A year after the U.S. Supreme Court’s landmark decision on breast cancer BRCA1 and BRCA2 human DNA patent case that went against the interests of Myriad Genetics, the Australian Federal Court, on September 5, upheld the patents for the mutant BRCA1 human DNA.
Products of nature
The U.S. Supreme Court had revoked the patent awarded to the company on the grounds that isolation of the DNA from human body alone does not amount to innovation and hence was not patentable. The isolated genes are in no way different from what are produced in nature.
But the Australian court, which did not find merit in this, has awarded patents for the company. The American company has achieved in Australia what it failed to achieve in its own country.
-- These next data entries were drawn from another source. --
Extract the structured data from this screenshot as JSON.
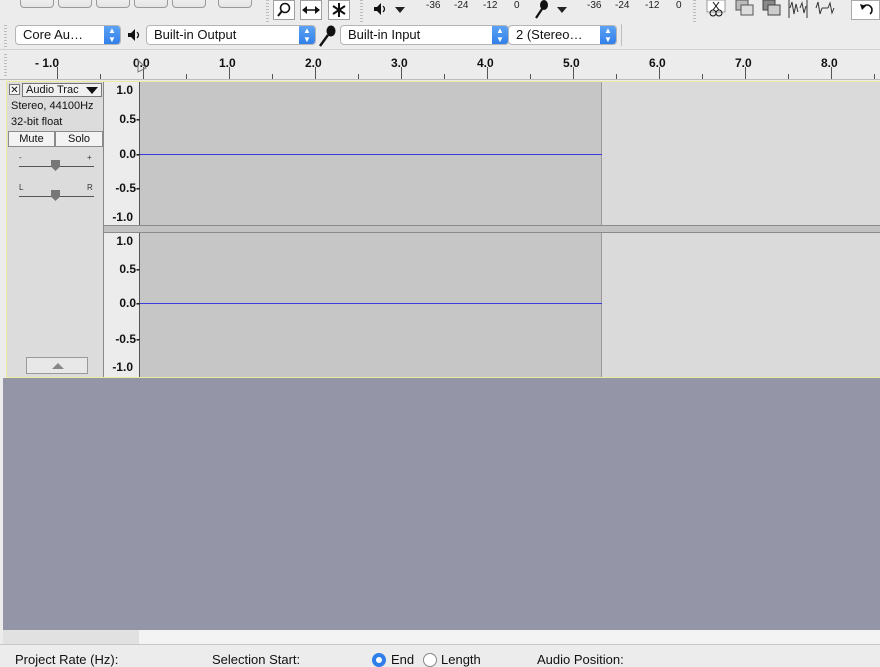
{
  "device_toolbar": {
    "host": "Core Au…",
    "output_device": "Built-in Output",
    "input_device": "Built-in Input",
    "input_channels": "2 (Stereo…"
  },
  "meters": {
    "playback_scale": [
      "-36",
      "-24",
      "-12",
      "0"
    ],
    "record_scale": [
      "-36",
      "-24",
      "-12",
      "0"
    ]
  },
  "icons": {
    "zoom": "zoom-icon",
    "timeshift": "timeshift-icon",
    "multi": "multi-tool-icon",
    "speaker": "speaker-icon",
    "microphone": "microphone-icon",
    "trim": "trim-icon",
    "silence": "silence-icon",
    "undo": "undo-icon"
  },
  "ruler": {
    "labels": [
      "- 1.0",
      "0.0",
      "1.0",
      "2.0",
      "3.0",
      "4.0",
      "5.0",
      "6.0",
      "7.0",
      "8.0"
    ]
  },
  "track": {
    "name": "Audio Trac",
    "info_rate": "Stereo, 44100Hz",
    "info_format": "32-bit float",
    "mute_label": "Mute",
    "solo_label": "Solo",
    "gain_minus": "-",
    "gain_plus": "+",
    "pan_left": "L",
    "pan_right": "R",
    "channel_scale": [
      "1.0",
      "0.5-",
      "0.0-",
      "-0.5-",
      "-1.0"
    ]
  },
  "selection_toolbar": {
    "project_rate_label": "Project Rate (Hz):",
    "selection_start_label": "Selection Start:",
    "end_label": "End",
    "length_label": "Length",
    "audio_position_label": "Audio Position:"
  },
  "colors": {
    "waveform_line": "#3b3bdf",
    "clip_background": "#c6c6c6",
    "empty_area": "#9495a6",
    "track_focus_border": "#ecec9a",
    "select_stepper": "#2f7ee9"
  }
}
The move would surely be hotly contested. Already, Maurice Blackburn, the lawyers that brought the case, is determined to fight it “to the end.”
Even if the ruling is eventually overturned, it is a setback, even if temporary, in the fight against the trend of patenting products of nature.
“Isolation [of the gene], does produce something that is not inherent in the human body, it is a different structure in the sense it is not surrounded by the things it is in the cell with,” Bernadette Hawkins, a patent and trademark attorney at law firm Cullens was quoted as saying in the Sydney Morning Herald.
A genetically modified bacterium that degrades crude oil was awarded a patent years ago in the U.S. It involved a fair amount of innovation. Can isolation of the BRCA genes from the human body match it?